How do you like those double-headed clamps, BTW?


----------



## kartracer63 (Jan 19, 2009)

Ralph,

So far they've worked out alright. And... if I can put up with my wife's scoldings, I think I can handle Harry and Tom.

Eric


----------



## a1tomo (Dec 3, 2008)

It looks to me like you are ready for a major project after this one ........like maybe a chest of drawers?

Nice job.


----------



## drasbell (Feb 6, 2009)

Great looking work..


----------



## kartracer63 (Jan 19, 2009)

*Toy Box lid is finished*

I've got the toy box lid finished. Now I'll mount the hinges (and take them back off) and start in with the primer and paint over the next couple of days.

Eric


----------



## kartracer63 (Jan 19, 2009)

*Hinges are fastened*

The hinges are attached to the box and lid. They do what they're supposed to do... protect those little fingers.

Eric


----------



## vikingcraftsman (Mar 31, 2006)

Realy nice to see these clean lines. Did you glue up the boards with biscuts instead of T&G? So many ways to do these.


----------



## kartracer63 (Jan 19, 2009)

John, 

I used the biscuits and the worked great.

Eric


----------



## TRN_Diesel (Feb 24, 2009)

Nice job Eirc looks great. I too love using my biscuit jointer. I even built a neat jig for it to make using it even easier and quicker.


----------



## CanuckGal (Nov 26, 2008)

That's a really nice toy box and I am sure it will last for many generations to come!


----------



## kartracer63 (Jan 19, 2009)

Thanks for the compliments. I sure hope it lasts for a while. I've got 2 grandkids now and I'm sure there will be a few more to come. It should get plenty of abuse. Of course my wife will get to fill it up with there favorite toys.

Eric


----------



## kartracer63 (Jan 19, 2009)

*Toy Box is DONE*

I've completed the toy box project. I used an oil based primer and paint. One coat of primer, which I sanded when dry to remove most of the brush strokes. And two coats of gloss white. The paint job really turned out well for a brush job. But, I might look into buying a spray gun set-up. The important thing is that the wife LOVES it.

Eric


----------



## curiousgeorge (Nov 6, 2006)

Great job, Eric.
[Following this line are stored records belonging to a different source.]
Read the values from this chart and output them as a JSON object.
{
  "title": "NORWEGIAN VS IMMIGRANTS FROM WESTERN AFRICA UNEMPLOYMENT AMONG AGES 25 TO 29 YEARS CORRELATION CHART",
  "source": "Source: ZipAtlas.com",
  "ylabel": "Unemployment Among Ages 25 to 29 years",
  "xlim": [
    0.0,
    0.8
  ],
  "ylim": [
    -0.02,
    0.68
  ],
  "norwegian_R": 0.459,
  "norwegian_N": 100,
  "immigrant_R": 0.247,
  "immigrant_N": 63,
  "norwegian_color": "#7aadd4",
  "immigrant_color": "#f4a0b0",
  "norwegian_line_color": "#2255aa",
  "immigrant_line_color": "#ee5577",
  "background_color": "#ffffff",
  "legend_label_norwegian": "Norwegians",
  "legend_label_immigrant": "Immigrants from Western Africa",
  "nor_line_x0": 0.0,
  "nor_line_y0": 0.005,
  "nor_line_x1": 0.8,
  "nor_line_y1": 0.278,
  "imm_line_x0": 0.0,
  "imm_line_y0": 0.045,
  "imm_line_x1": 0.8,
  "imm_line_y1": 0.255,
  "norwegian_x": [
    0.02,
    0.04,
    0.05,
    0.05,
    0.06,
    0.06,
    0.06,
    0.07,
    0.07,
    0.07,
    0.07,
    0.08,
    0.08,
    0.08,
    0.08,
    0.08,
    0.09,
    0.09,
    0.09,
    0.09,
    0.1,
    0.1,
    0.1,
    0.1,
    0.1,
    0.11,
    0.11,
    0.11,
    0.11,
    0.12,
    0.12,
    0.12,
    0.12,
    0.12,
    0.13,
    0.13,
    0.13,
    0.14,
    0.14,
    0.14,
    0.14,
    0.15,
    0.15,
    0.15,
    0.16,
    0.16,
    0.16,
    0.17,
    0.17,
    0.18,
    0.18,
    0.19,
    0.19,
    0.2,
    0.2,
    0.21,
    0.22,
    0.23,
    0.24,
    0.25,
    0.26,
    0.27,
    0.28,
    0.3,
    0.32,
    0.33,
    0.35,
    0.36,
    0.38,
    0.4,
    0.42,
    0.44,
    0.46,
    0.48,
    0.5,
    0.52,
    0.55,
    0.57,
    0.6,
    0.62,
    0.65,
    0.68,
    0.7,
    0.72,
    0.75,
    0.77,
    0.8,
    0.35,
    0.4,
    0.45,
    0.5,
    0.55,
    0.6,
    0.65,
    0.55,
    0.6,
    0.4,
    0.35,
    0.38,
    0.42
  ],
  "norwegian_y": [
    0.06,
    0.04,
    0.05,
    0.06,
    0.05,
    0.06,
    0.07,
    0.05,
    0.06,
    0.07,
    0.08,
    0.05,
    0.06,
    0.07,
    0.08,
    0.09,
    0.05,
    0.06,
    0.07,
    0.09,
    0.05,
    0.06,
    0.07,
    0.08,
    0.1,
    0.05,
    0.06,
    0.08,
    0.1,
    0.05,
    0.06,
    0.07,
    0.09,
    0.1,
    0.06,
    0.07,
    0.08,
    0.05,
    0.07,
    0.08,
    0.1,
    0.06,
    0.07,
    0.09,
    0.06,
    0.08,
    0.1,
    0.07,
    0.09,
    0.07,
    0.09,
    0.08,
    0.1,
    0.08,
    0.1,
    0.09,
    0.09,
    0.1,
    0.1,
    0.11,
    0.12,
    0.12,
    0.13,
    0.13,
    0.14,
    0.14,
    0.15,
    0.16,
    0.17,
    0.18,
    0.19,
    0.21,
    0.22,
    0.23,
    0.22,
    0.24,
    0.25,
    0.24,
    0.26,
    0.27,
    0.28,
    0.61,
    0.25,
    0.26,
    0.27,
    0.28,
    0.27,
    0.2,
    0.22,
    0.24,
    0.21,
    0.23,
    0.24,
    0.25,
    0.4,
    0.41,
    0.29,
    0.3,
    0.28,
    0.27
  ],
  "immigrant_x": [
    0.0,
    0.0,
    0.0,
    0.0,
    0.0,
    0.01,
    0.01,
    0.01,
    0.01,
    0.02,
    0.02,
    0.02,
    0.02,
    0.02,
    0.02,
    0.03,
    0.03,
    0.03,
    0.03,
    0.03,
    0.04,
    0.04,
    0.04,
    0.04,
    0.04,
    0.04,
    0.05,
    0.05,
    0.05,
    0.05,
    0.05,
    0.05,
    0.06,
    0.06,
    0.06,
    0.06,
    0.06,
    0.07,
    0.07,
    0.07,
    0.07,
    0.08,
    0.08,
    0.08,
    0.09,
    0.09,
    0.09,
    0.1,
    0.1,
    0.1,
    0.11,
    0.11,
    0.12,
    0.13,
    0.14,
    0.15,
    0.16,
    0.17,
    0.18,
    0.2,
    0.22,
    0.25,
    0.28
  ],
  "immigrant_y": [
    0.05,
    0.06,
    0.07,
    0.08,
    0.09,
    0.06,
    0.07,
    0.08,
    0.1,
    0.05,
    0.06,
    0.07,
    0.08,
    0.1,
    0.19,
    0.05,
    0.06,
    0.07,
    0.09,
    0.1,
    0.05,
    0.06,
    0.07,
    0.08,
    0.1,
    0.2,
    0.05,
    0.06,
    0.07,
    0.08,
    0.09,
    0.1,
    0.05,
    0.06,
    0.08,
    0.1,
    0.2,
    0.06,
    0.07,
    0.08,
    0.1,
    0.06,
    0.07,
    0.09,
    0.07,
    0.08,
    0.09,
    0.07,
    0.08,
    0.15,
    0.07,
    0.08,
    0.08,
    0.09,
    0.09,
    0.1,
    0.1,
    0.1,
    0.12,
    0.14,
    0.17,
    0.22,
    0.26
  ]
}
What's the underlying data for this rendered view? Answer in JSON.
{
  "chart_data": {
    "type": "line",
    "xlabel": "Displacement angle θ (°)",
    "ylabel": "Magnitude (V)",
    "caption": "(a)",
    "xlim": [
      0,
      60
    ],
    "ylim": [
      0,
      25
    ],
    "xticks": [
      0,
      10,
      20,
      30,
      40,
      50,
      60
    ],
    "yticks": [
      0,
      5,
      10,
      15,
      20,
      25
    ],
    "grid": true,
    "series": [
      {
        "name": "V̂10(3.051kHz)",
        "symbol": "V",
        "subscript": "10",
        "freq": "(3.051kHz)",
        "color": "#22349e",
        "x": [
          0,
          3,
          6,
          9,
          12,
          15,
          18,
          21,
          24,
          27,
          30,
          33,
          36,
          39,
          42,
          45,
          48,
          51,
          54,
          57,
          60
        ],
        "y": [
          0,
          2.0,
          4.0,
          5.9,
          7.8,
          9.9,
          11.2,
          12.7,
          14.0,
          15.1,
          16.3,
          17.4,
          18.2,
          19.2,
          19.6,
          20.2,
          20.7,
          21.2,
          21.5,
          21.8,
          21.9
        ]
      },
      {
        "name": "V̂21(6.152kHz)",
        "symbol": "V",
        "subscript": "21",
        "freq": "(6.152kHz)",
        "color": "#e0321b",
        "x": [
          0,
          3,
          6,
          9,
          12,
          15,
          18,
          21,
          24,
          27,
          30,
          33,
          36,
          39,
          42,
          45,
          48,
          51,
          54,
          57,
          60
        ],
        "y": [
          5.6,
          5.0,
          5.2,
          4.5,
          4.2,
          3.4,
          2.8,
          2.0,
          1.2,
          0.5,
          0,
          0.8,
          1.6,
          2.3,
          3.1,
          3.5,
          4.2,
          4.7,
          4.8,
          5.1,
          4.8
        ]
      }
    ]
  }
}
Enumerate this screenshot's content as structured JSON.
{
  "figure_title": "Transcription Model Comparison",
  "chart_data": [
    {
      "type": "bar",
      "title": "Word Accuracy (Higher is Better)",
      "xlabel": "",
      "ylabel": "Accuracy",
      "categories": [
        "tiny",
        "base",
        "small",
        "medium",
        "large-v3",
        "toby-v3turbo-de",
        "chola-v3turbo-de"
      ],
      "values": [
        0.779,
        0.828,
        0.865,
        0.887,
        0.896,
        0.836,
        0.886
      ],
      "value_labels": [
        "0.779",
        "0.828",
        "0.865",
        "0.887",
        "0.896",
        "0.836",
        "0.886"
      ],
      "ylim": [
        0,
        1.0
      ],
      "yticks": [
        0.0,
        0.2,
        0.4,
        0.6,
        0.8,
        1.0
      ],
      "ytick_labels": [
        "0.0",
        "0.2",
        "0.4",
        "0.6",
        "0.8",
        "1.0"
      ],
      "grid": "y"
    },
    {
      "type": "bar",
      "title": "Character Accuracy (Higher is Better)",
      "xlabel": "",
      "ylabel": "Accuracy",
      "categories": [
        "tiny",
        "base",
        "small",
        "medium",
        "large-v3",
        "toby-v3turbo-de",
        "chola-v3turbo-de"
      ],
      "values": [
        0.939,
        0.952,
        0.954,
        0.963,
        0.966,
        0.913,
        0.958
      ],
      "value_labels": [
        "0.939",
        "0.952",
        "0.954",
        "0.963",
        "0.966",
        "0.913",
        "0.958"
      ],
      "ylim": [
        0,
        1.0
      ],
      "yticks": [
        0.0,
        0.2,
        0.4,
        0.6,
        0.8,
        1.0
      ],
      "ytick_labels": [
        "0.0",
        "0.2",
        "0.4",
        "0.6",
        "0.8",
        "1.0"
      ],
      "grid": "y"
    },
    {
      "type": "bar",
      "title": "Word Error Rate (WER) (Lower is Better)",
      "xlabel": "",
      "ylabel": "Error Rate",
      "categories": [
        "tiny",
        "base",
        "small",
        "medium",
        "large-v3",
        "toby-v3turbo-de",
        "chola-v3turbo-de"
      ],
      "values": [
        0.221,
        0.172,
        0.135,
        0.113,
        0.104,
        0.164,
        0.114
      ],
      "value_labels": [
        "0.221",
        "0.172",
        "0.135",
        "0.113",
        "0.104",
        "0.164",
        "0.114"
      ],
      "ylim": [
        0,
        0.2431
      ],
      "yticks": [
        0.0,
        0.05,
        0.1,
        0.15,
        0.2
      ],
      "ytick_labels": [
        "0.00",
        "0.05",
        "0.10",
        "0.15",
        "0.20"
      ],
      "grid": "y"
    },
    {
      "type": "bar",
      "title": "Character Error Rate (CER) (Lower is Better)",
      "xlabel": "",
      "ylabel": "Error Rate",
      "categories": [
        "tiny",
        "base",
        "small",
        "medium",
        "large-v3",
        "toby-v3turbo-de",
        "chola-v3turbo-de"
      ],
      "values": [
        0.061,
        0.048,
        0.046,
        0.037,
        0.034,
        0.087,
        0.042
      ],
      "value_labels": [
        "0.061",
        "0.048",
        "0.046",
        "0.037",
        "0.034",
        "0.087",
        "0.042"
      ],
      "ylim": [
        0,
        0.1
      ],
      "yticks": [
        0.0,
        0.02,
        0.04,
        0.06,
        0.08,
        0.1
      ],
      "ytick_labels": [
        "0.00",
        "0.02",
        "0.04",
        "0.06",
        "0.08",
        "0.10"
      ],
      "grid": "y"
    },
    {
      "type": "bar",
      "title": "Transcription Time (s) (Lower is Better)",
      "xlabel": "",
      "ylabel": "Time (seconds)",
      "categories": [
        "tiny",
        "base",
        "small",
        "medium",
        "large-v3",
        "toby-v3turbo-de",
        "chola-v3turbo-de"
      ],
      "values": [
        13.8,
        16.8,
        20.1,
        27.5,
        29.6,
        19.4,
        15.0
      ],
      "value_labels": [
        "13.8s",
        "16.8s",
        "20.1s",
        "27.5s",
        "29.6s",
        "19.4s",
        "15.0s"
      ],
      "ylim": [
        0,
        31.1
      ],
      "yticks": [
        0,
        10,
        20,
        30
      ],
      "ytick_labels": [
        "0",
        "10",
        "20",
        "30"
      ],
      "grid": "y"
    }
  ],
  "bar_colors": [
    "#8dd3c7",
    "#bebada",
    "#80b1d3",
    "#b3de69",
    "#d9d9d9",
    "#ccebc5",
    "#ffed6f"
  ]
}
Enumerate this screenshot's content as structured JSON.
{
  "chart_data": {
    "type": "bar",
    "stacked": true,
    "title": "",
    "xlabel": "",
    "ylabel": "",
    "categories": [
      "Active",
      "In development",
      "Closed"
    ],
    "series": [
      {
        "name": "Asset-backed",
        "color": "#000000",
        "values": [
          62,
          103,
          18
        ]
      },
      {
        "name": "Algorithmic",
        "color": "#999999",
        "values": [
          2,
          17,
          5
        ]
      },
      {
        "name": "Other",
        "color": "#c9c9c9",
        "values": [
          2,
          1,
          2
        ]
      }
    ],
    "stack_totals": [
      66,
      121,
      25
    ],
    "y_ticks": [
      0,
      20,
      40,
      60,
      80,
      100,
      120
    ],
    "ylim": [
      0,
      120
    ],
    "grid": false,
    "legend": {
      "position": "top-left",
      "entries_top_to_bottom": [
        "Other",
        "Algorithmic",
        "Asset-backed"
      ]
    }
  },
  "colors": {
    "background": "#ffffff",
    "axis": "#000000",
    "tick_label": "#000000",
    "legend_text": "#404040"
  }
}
Just one suggestion though and in no way meant to criticize. The next time you are using pocket hole joinery and will be covering the outside edges, as you did with this box. Why not put the pocket holes on the outside of the box and this way they will not show on the inside and will be covered by the outside trim.


----------



## kartracer63 (Jan 19, 2009)

DUH... I never thought of that George... very good point. That's why I joined this forum. Thanks for the advice.

Eric


----------



## kolias (Dec 26, 2008)

Excellent work Eric, very smart


----------